|Tiger in Ranthambore National Park, Rajasthan, India|
Among the recent cases in tiger poaching include one in India's Sariska National Park, where a tiger was poisoned and one shot dead by poachers in eastern Russia. According to the International Fund for Animal Welfare (IFAW), the penalties for tiger poachers remain mild and the perpetrators should receive a maximum of three years behind bars and a fine of $20,000. In addition to that, a research provided by the World Wildlife Fund and the International Union for Conservation of Nature (IUCN) showed that the border region between Burma, Thailand, and China plays a major role in the illegal trade of tiger body parts. Also, a report was published by the World Wildlife Fund and wildlife trade monitoring group TRAFFIC saying that tiger body parts were being offered on black markets in the region, especially in parts of Burma where there is no direct government control.

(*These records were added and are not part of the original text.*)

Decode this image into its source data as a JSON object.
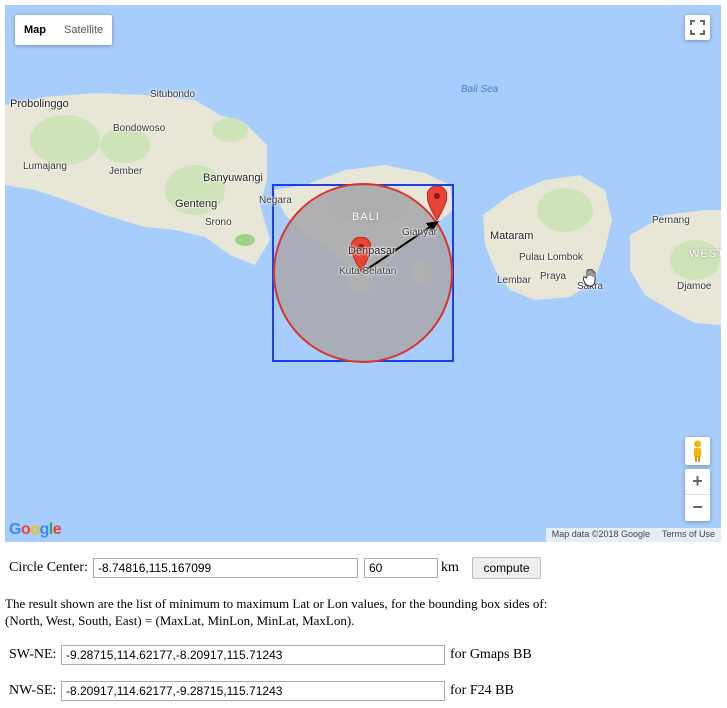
{
  "map": {
    "type_tabs": [
      {
        "label": "Map",
        "active": true
      },
      {
        "label": "Satellite",
        "active": false
      }
    ],
    "labels": {
      "probolinggo": "Probolinggo",
      "situbondo": "Situbondo",
      "bondowoso": "Bondowoso",
      "lumajang": "Lumajang",
      "jember": "Jember",
      "banyuwangi": "Banyuwangi",
      "genteng": "Genteng",
      "srono": "Srono",
      "negara": "Negara",
      "bali": "BALI",
      "gianyar": "Gianyar",
      "denpasar": "Denpasar",
      "kuta_selatan": "Kuta Selatan",
      "bali_sea": "Bali Sea",
      "mataram": "Mataram",
      "pulau_lombok": "Pulau Lombok",
      "lembar": "Lembar",
      "praya": "Praya",
      "sakra": "Sakra",
      "pernang": "Pernang",
      "west": "WEST",
      "dompu": "Djamoe"
    },
    "attribution": {
      "map_data": "Map data ©2018 Google",
      "terms": "Terms of Use"
    },
    "logo": "Google",
    "zoom_in": "+",
    "zoom_out": "−",
    "icons": {
      "fullscreen": "fullscreen-icon",
      "pegman": "pegman-icon",
      "marker": "marker-icon",
      "cursor": "hand-cursor-icon"
    },
    "colors": {
      "water": "#a6cdfb",
      "land": "#e8e6d6",
      "circle_stroke": "#d9342b",
      "box_stroke": "#1c3fe0",
      "marker": "#ea4335"
    }
  },
  "form": {
    "center_label": "Circle Center:",
    "center_value": "-8.74816,115.167099",
    "radius_value": "60",
    "unit_label": "km",
    "compute_label": "compute",
    "description_line1": "The result shown are the list of minimum to maximum Lat or Lon values, for the bounding box sides of:",
    "description_line2": "(North, West, South, East) = (MaxLat, MinLon, MinLat, MaxLon).",
    "swne_label": "SW-NE:",
    "swne_value": "-9.28715,114.62177,-8.20917,115.71243",
    "swne_suffix": "for Gmaps BB",
    "nwse_label": "NW-SE:",
    "nwse_value": "-8.20917,114.62177,-9.28715,115.71243",
    "nwse_suffix": "for F24 BB"
  }
}
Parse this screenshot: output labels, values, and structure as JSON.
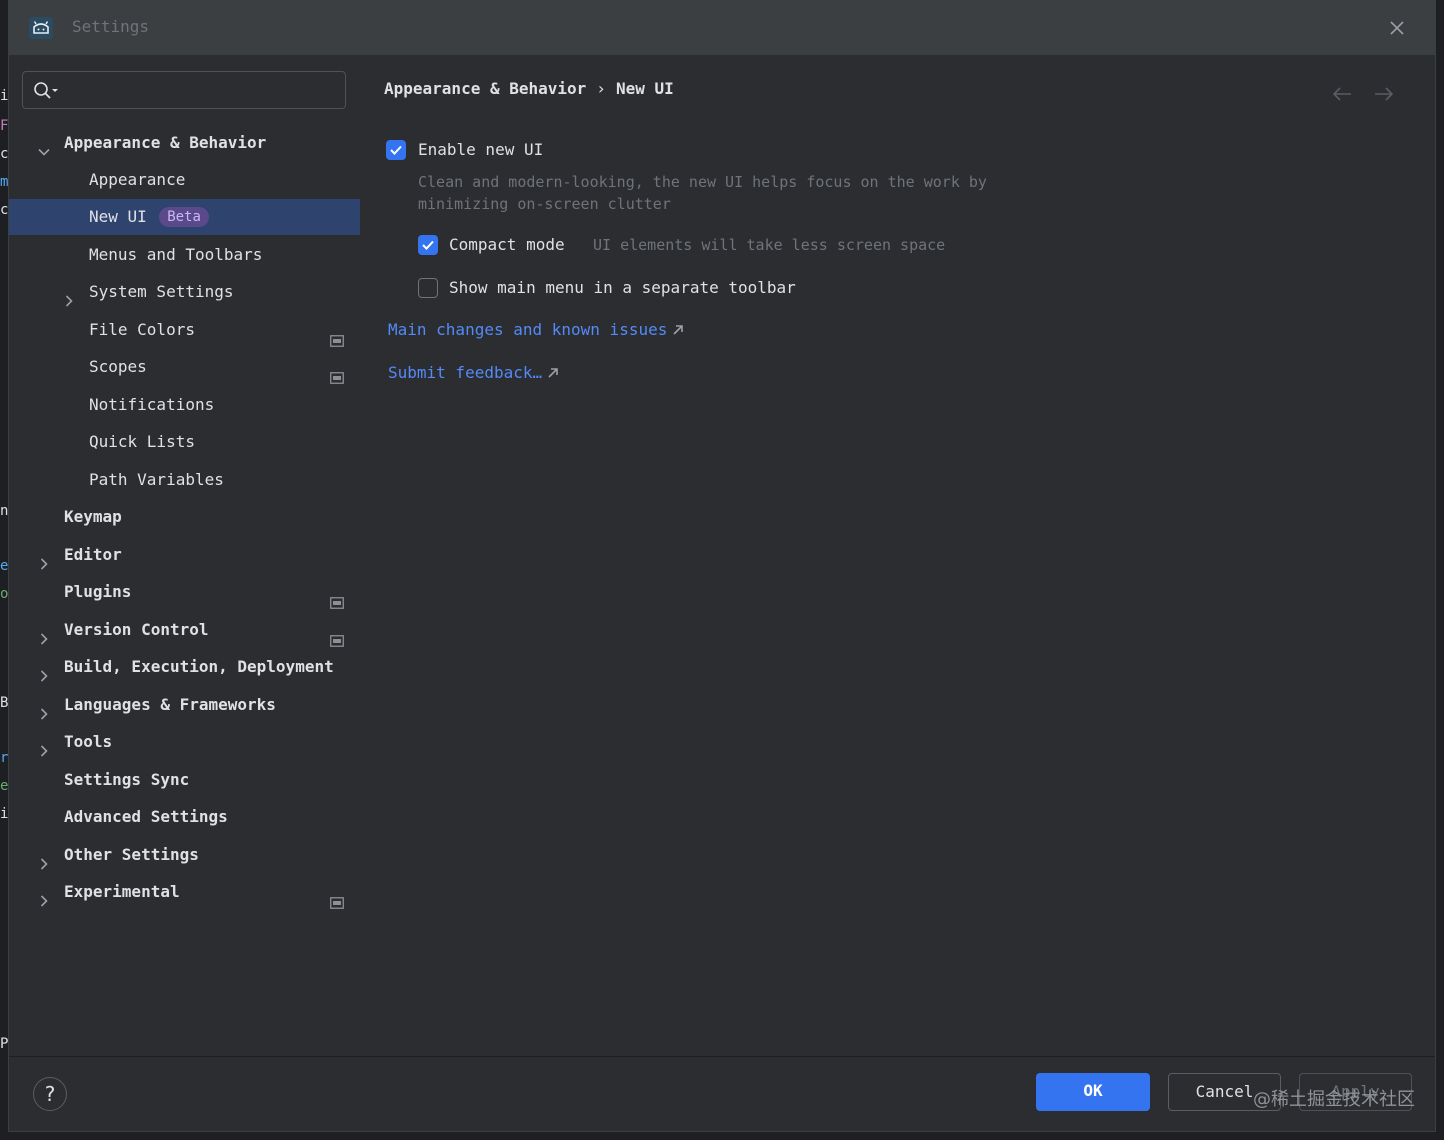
{
  "window": {
    "title": "Settings"
  },
  "search": {
    "placeholder": ""
  },
  "background_editor": {
    "fragments": [
      "i",
      "F",
      "c",
      "m",
      "c",
      "n",
      "e",
      "o",
      "B",
      "r",
      "e",
      "i",
      "P"
    ]
  },
  "sidebar": {
    "items": [
      {
        "label": "Appearance & Behavior",
        "level": 0,
        "expandable": true,
        "expanded": true,
        "bold": true
      },
      {
        "label": "Appearance",
        "level": 1,
        "expandable": false
      },
      {
        "label": "New UI",
        "level": 1,
        "expandable": false,
        "selected": true,
        "badge": "Beta"
      },
      {
        "label": "Menus and Toolbars",
        "level": 1,
        "expandable": false
      },
      {
        "label": "System Settings",
        "level": 1,
        "expandable": true,
        "expanded": false
      },
      {
        "label": "File Colors",
        "level": 1,
        "expandable": false,
        "project_icon": true
      },
      {
        "label": "Scopes",
        "level": 1,
        "expandable": false,
        "project_icon": true
      },
      {
        "label": "Notifications",
        "level": 1,
        "expandable": false
      },
      {
        "label": "Quick Lists",
        "level": 1,
        "expandable": false
      },
      {
        "label": "Path Variables",
        "level": 1,
        "expandable": false
      },
      {
        "label": "Keymap",
        "level": 0,
        "expandable": false,
        "bold": true
      },
      {
        "label": "Editor",
        "level": 0,
        "expandable": true,
        "expanded": false,
        "bold": true
      },
      {
        "label": "Plugins",
        "level": 0,
        "expandable": false,
        "bold": true,
        "project_icon": true
      },
      {
        "label": "Version Control",
        "level": 0,
        "expandable": true,
        "expanded": false,
        "bold": true,
        "project_icon": true
      },
      {
        "label": "Build, Execution, Deployment",
        "level": 0,
        "expandable": true,
        "expanded": false,
        "bold": true
      },
      {
        "label": "Languages & Frameworks",
        "level": 0,
        "expandable": true,
        "expanded": false,
        "bold": true
      },
      {
        "label": "Tools",
        "level": 0,
        "expandable": true,
        "expanded": false,
        "bold": true
      },
      {
        "label": "Settings Sync",
        "level": 0,
        "expandable": false,
        "bold": true
      },
      {
        "label": "Advanced Settings",
        "level": 0,
        "expandable": false,
        "bold": true
      },
      {
        "label": "Other Settings",
        "level": 0,
        "expandable": true,
        "expanded": false,
        "bold": true
      },
      {
        "label": "Experimental",
        "level": 0,
        "expandable": true,
        "expanded": false,
        "bold": true,
        "project_icon": true
      }
    ]
  },
  "breadcrumb": {
    "parent": "Appearance & Behavior",
    "separator": "›",
    "current": "New UI"
  },
  "options": {
    "enable_new_ui": {
      "label": "Enable new UI",
      "checked": true,
      "description": "Clean and modern-looking, the new UI helps focus on the work by minimizing on-screen clutter"
    },
    "compact_mode": {
      "label": "Compact mode",
      "checked": true,
      "hint": "UI elements will take less screen space"
    },
    "separate_toolbar": {
      "label": "Show main menu in a separate toolbar",
      "checked": false
    }
  },
  "links": {
    "main_changes": "Main changes and known issues",
    "submit_feedback": "Submit feedback…"
  },
  "footer": {
    "help": "?",
    "ok": "OK",
    "cancel": "Cancel",
    "apply": "Apply",
    "watermark": "@稀土掘金技术社区"
  },
  "colors": {
    "accent": "#3574f0",
    "link": "#548af7",
    "selection": "#2e436e",
    "badge_bg": "#5a4a8c",
    "badge_fg": "#c9b9f2",
    "panel_bg": "#2b2d30",
    "titlebar_bg": "#3c3f41"
  }
}
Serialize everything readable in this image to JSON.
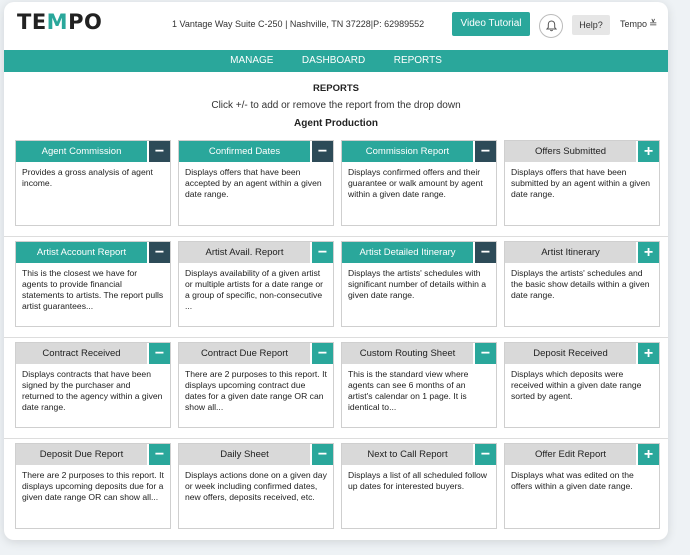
{
  "header": {
    "logo_text_1": "TE",
    "logo_text_2": "M",
    "logo_text_3": "PO",
    "address": "1 Vantage Way Suite C-250 | Nashville, TN 37228|P: 62989552",
    "video_tutorial_label": "Video Tutorial",
    "help_label": "Help?",
    "user_label": "Tempo"
  },
  "nav": {
    "items": [
      "MANAGE",
      "DASHBOARD",
      "REPORTS"
    ]
  },
  "page": {
    "title": "REPORTS",
    "instruction": "Click +/- to add or remove the report from the drop down",
    "section": "Agent Production"
  },
  "colors": {
    "accent": "#2aa79b",
    "minus_btn": "#2d4b58",
    "inactive_head": "#d9d9d9"
  },
  "reports": [
    {
      "title": "Agent Commission",
      "active": true,
      "toggle": "−",
      "desc": "Provides a gross analysis of agent income."
    },
    {
      "title": "Confirmed Dates",
      "active": true,
      "toggle": "−",
      "desc": "Displays offers that have been accepted by an agent within a given date range."
    },
    {
      "title": "Commission Report",
      "active": true,
      "toggle": "−",
      "desc": "Displays confirmed offers and their guarantee or walk amount by agent within a given date range."
    },
    {
      "title": "Offers Submitted",
      "active": false,
      "toggle": "+",
      "desc": "Displays offers that have been submitted by an agent within a given date range."
    },
    {
      "title": "Artist Account Report",
      "active": true,
      "toggle": "−",
      "desc": "This is the closest we have for agents to provide financial statements to artists. The report pulls artist guarantees..."
    },
    {
      "title": "Artist Avail. Report",
      "active": false,
      "toggle": "−",
      "desc": "Displays availability of a given artist or multiple artists for a date range or a group of specific, non-consecutive ..."
    },
    {
      "title": "Artist Detailed Itinerary",
      "active": true,
      "toggle": "−",
      "desc": "Displays the artists' schedules with significant number of details within a given date range."
    },
    {
      "title": "Artist Itinerary",
      "active": false,
      "toggle": "+",
      "desc": "Displays the artists' schedules and the basic show details within a given date range."
    },
    {
      "title": "Contract Received",
      "active": false,
      "toggle": "−",
      "desc": "Displays contracts that have been signed by the purchaser and returned to the agency within a given date range."
    },
    {
      "title": "Contract Due Report",
      "active": false,
      "toggle": "−",
      "desc": "There are 2 purposes to this report. It displays upcoming contract due dates for a given date range OR can show all..."
    },
    {
      "title": "Custom Routing Sheet",
      "active": false,
      "toggle": "−",
      "desc": "This is the standard view where agents can see 6 months of an artist's calendar on 1 page. It is identical to..."
    },
    {
      "title": "Deposit Received",
      "active": false,
      "toggle": "+",
      "desc": "Displays which deposits were received within a given date range sorted by agent."
    },
    {
      "title": "Deposit Due Report",
      "active": false,
      "toggle": "−",
      "desc": "There are 2 purposes to this report. It displays upcoming deposits due for a given date range OR can show all..."
    },
    {
      "title": "Daily Sheet",
      "active": false,
      "toggle": "−",
      "desc": "Displays actions done on a given day or week including confirmed dates, new offers, deposits received, etc."
    },
    {
      "title": "Next to Call Report",
      "active": false,
      "toggle": "−",
      "desc": "Displays a list of all scheduled follow up dates for interested buyers."
    },
    {
      "title": "Offer Edit Report",
      "active": false,
      "toggle": "+",
      "desc": "Displays what was edited on the offers within a given date range."
    }
  ]
}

I sure hope that the effect of this international conference will result in an increased protection for the world's tiger population, and intensify the battles against the poachers. According to Masha Vorontsova, director of IFAW Russia, the conference is the last chance for tigers. And I completely agree with that because I cannot see where the world will stand unless this meeting will turn to solid action and effective agreements to save the world's tiger population. Without the tiger, our world would change dramatically. However, I'm hopeful that the representatives from all thirteen Asian nations will come to an agreement to help save the world's tiger population. Also, with Ms. Hillary Clinton's presence, I hope that this will show how the U.S government will play a big role in pushing the conference forward.